Den Ursprungsantrag hatten im Sommer die Freibeuter eingereicht. Aus gutem Grund: Die Stadt Leipzig erlebt derzeit genau dasselbe, was auch die Unternehmen der freien Wirtschaft und auch der Freistaat erleben: Sie findet nicht mehr schnell genug die Leute, die sie braucht, um all die Stellen zu besetzen, die der Stadtrat nun mit dem Haushalt 2017/2018 verstärkt beschlossen hat. Egal, ob Ordnungsamtsmitarbeiter, Kita-ErzieherInnen oder Planer – es dauert unendlich lange, die ausgeschriebenen Stellen zu besetzen.

Die kurze Frist seit der Halbierung der Schulabgängerzahlen ab 2010 bis vor zwei, drei Jahren, als man noch genügend Bewerber finden konnte, hat auch die Stadt Leipzig nicht genutzt, um sich genug junge Leute zu sichern, um die anspruchsvollen Stellen zu besetzen.

Meistens konnte und durfte sie es auch nicht – das Spardiktat über jedem Haushalt sorgte dafür, dass viele wichtige Stellen frei bleiben mussten.

Welche Schäden das in der Stadtpolitik anrichtet, war nun mehrfach auch heißes Debattenthema im Stadtrat. Mit mehreren Änderungsanträgen brachten die Fraktionen einige der benötigten neuen Stellen im Doppelhaushalt unter. Aber seit dem Frühjahr mehrten sich die Informationen darüber, wie schwer sich die Stadt damit tut, die Stellen auszuschreiben und zu besetzen.

Der Antrag der Freibeuter-Fraktion war also folgerichtig: Leipzig muss weg vom behäbigen alten Ausschreibungs-Management und alle Möglichkeiten moderner digitaler Systeme nutzen, um so viel Bewegung wie möglich in die Sache zu bekommen. Denn heute laufen Personalsuche und Stellensuche fast überall nur noch digital. Wenn Leipzig nicht einfach eine barrierefreie Bewerberplattform nutzt, kommt die Stadt auch nicht an die potenziellen Bewerber.

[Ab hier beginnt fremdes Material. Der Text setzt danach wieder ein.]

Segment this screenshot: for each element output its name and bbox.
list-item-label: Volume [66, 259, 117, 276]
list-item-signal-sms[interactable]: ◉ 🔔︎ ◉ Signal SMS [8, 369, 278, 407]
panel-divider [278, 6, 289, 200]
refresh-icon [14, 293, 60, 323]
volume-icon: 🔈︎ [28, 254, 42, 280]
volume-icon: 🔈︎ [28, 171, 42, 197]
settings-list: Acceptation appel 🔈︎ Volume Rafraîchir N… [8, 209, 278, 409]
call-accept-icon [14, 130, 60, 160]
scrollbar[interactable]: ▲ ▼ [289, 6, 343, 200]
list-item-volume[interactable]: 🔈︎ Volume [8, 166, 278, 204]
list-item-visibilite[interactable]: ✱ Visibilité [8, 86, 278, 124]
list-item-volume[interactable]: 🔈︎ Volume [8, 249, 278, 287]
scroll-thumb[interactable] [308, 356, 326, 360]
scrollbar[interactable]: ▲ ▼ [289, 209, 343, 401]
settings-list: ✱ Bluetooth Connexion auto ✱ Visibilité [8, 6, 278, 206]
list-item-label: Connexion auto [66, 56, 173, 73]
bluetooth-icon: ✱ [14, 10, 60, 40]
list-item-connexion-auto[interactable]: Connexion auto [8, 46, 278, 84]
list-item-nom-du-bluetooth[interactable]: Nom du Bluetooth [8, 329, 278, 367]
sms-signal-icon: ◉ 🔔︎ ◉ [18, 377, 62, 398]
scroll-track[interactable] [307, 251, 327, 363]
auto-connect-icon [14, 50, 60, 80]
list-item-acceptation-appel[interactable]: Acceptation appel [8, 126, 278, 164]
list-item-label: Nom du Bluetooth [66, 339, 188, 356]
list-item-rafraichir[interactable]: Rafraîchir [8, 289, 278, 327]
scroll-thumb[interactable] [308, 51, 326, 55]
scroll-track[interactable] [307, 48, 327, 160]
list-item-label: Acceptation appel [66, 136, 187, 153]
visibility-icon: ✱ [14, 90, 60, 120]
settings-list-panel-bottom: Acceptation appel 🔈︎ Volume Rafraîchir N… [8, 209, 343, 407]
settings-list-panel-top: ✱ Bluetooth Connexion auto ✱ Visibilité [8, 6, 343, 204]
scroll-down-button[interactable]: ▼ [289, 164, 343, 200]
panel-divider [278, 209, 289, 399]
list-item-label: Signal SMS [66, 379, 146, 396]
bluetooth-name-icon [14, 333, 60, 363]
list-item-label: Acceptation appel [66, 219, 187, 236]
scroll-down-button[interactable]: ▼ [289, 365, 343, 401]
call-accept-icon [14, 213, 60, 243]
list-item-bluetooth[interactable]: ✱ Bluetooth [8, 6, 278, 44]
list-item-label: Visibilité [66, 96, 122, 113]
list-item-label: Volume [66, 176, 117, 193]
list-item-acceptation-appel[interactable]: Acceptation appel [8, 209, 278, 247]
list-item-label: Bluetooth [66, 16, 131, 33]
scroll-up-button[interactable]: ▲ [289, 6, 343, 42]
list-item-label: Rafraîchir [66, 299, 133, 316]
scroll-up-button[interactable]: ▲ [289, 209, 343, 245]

„Die Stadtverwaltung befindet sich in einer angespannten Bewerbersituation“, schrieben die Freibeuter in ihrer Begründung. „Derzeit werden offenbar schon Beauftragungen externer Berater geprüft. Dennoch verfügt die Stadt leider bisher über kein Werkzeug, interessante Bewerber aus früheren Bewerbungsprozessen „auf dem Schirm“ zu behalten. Ebenfalls ist es nicht möglich, Bewerber, die ggf. nicht zu der Stelle, auf die sie sich bewerben, sondern zu einer anderen ausgeschriebenen Stelle passen, gezielt ‚umzuleiten‘. Auch Initiativbewerbungen können nur unzureichend verwaltet werden. Mit dem Antrag soll eine Behebung und Verbesserung dieses Zustands erzielt werden.“

„Ein gutes internes Bewerber- und Personalmanagement wird fächerübergreifend interessante Köpfe finden und für unsere Stadt begeistern“, freute sich denn am Donnerstag, 14. Dezember, auch Ute Elisabeth Gabelmann, Stadträtin der Piraten und stellvertretende Fraktionsvorsitzende der Freibeuter. „Im Ringen um gute Fachleute müssen wir moderner denken und ungewöhnlichere Wege gehen.“

Sie verwies darauf, dass die Initiative von ihrer Fraktion ausging. Beschlossen aber wurde am Mittwoch ein Änderungsantrag der SPD-Fraktion. Der nimmt das Anliegen auf – unterscheidet sich aber in Nuancen, die vor allem damit zu tun haben, dass der OBM als Chef der Verwaltung einige Formulierungen aus dem Freibeuter-Antrag als Eingriff in seine Rechte hätte interpretieren können.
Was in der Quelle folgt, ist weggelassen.